We are implementing SSO for SalesForce using OpenAM. We followed the steps @ http://blogs.oracle.com/rangal/entry/saml2_salesforce_com

There are two scenarios 1. Idp (OpenAM) initiated SSO. 2. Service provider (salesForce) initiated SSO.

Scenario 1 works fine. Scenario 2 does not.

I read in SSO best practices for SalesForce that scenario 2 cannot be implemented for SalesForce SSO. Is this correct? regards Sameer

SP initiated SSO is possible with SFDC and relies on a cookie (ssostartpage) pre-existing in the browser beforehand. Meaning the user should perform IdP init SSO the first time to set the cookie, then SP init SSO is possible from that point forward.

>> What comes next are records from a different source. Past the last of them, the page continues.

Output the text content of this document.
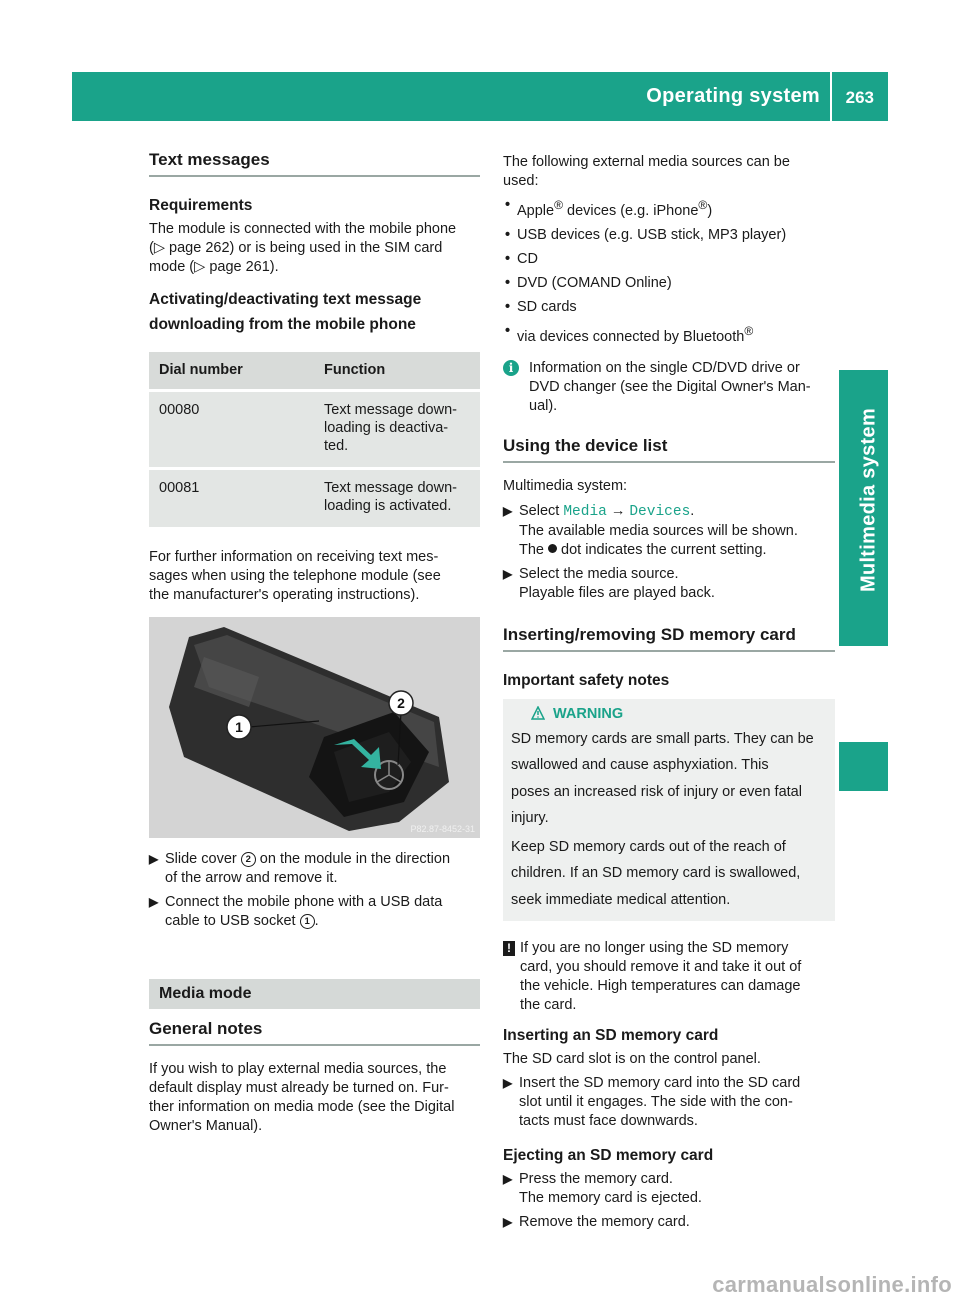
Operating system 263
Multimedia system
Text messages
Requirements

The module is connected with the mobile phone

(▷ page 262) or is being used in the SIM card

mode (▷ page 261).

Activating/deactivating text message
downloading from the mobile phone
Dial number	Function
00080	Text message down-
loading is deactiva-
ted.

00081	Text message down-
loading is activated.

For further information on receiving text mes-

sages when using the telephone module (see

the manufacturer's operating instructions).

1
2
P82.87-8452-31
▶ Slide cover 2 on the module in the direction

of the arrow and remove it.

▶ Connect the mobile phone with a USB data

cable to USB socket 1 .

Media mode
General notes

If you wish to play external media sources, the

default display must already be turned on. Fur-

ther information on media mode (see the Digital

Owner's Manual).

The following external media sources can be

used:

• Apple® devices (e.g. iPhone®)
• USB devices (e.g. USB stick, MP3 player)
• CD
• DVD (COMAND Online)
• SD cards
• via devices connected by Bluetooth®
i	Information on the single CD/DVD drive or

DVD changer (see the Digital Owner's Man-

ual).

Using the device list

Multimedia system:

▶ Select Media → Devices.

The available media sources will be shown.

The  dot indicates the current setting.

▶ Select the media source.

Playable files are played back.

Inserting/removing SD memory card
Important safety notes
WARNING

SD memory cards are small parts. They can be

swallowed and cause asphyxiation. This

poses an increased risk of injury or even fatal

injury.

Keep SD memory cards out of the reach of

children. If an SD memory card is swallowed,

seek immediate medical attention.

! If you are no longer using the SD memory

card, you should remove it and take it out of

the vehicle. High temperatures can damage

the card.

Inserting an SD memory card

The SD card slot is on the control panel.

▶ Insert the SD memory card into the SD card

slot until it engages. The side with the con-

tacts must face downwards.

Ejecting an SD memory card
▶ Press the memory card.

The memory card is ejected.

▶ Remove the memory card.

carmanualsonline.info
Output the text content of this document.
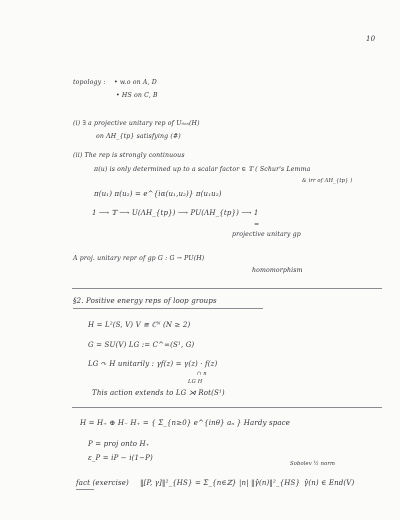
10
topology : • w.o on A, D
• HS on C, B
(i) ∃ a projective unitary rep of U₀ₑₛ(H)
on ΛH_{tp} satisfying (#)
(ii) The rep is strongly continuous
π(u) is only determined up to a scalar factor ∈ 𝕋 ( Schur's Lemma
& irr of ΛH_{tp} )
π(u₁) π(u₂) = e^{iα(u₁,u₂)} π(u₁u₂)
1 ⟶ 𝕋 ⟶ U(ΛH_{tp}) ⟶ PU(ΛH_{tp}) ⟶ 1
=
projective unitary gp
A proj. unitary repr of gp G : G → PU(H)
homomorphism
§2. Positive energy reps of loop groups
H = L²(S, V) V ≅ ℂᴺ (N ≥ 2)
G = SU(V) LG := C^∞(S¹, G)
LG ↷ H unitarily : γf(z) = γ(z) · f(z)
∩ n
LG H
This action extends to LG ⋊ Rot(S¹)
H = H₊ ⊕ H₋ H₊ = { Σ_{n≥0} e^{inθ} aₙ } Hardy space
P = proj onto H₊
ε_P = iP − i(1−P)
Sobolev ½ norm
fact (exercise) ‖[P, γ]‖²_{HS} = Σ_{n∈ℤ} |n| ‖γ̂(n)‖²_{HS} γ̂(n) ∈ End(V)
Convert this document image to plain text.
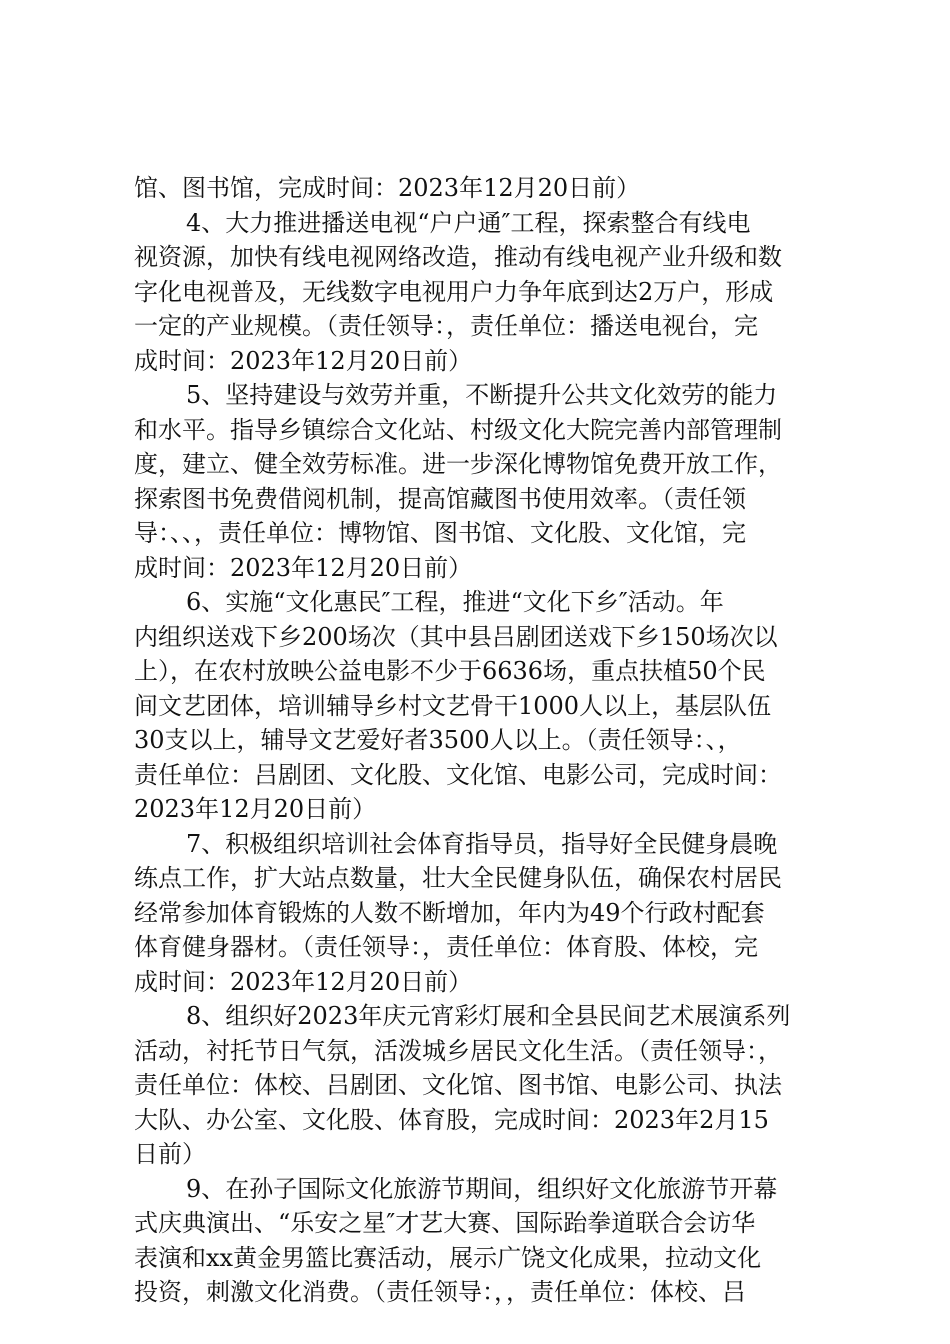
馆、图书馆，完成时间：2023年12月20日前）
4、大力推进播送电视“户户通″工程，探索整合有线电
视资源，加快有线电视网络改造，推动有线电视产业升级和数
字化电视普及，无线数字电视用户力争年底到达2万户，形成
一定的产业规模。（责任领导：，责任单位：播送电视台，完
成时间：2023年12月20日前）
5、坚持建设与效劳并重，不断提升公共文化效劳的能力
和水平。指导乡镇综合文化站、村级文化大院完善内部管理制
度，建立、健全效劳标准。进一步深化博物馆免费开放工作，
探索图书免费借阅机制，提高馆藏图书使用效率。（责任领
导：、、，责任单位：博物馆、图书馆、文化股、文化馆，完
成时间：2023年12月20日前）
6、实施“文化惠民″工程，推进“文化下乡″活动。年
内组织送戏下乡200场次（其中县吕剧团送戏下乡150场次以
上），在农村放映公益电影不少于6636场，重点扶植50个民
间文艺团体，培训辅导乡村文艺骨干1000人以上，基层队伍
30支以上，辅导文艺爱好者3500人以上。（责任领导：、，
责任单位：吕剧团、文化股、文化馆、电影公司，完成时间：
2023年12月20日前）
7、积极组织培训社会体育指导员，指导好全民健身晨晚
练点工作，扩大站点数量，壮大全民健身队伍，确保农村居民
经常参加体育锻炼的人数不断增加，年内为49个行政村配套
体育健身器材。（责任领导：，责任单位：体育股、体校，完
成时间：2023年12月20日前）
8、组织好2023年庆元宵彩灯展和全县民间艺术展演系列
活动，衬托节日气氛，活泼城乡居民文化生活。（责任领导：，
责任单位：体校、吕剧团、文化馆、图书馆、电影公司、执法
大队、办公室、文化股、体育股，完成时间：2023年2月15
日前）
9、在孙子国际文化旅游节期间，组织好文化旅游节开幕
式庆典演出、“乐安之星″才艺大赛、国际跆拳道联合会访华
表演和xx黄金男篮比赛活动，展示广饶文化成果，拉动文化
投资，刺激文化消费。（责任领导：，，责任单位：体校、吕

See this post at SFDC security forum for more details.

SP-initiated SAML SSO in Salesforce now uses the 'My Domain' feature to remove the need for the persistent cookie. Set up 'My Domain', then, when users go to http://your_cust_name.my.salesforce.com, Salesforce will use the hostname to figure out the correct identity provider (IdP) to which it will redirect the user.

This article gives a good overview of the concept, and this one explains it specifically in the context of SSO from Microsoft Active Directory Federation Services. Even if you're using different software at the IdP, there is much useful information there!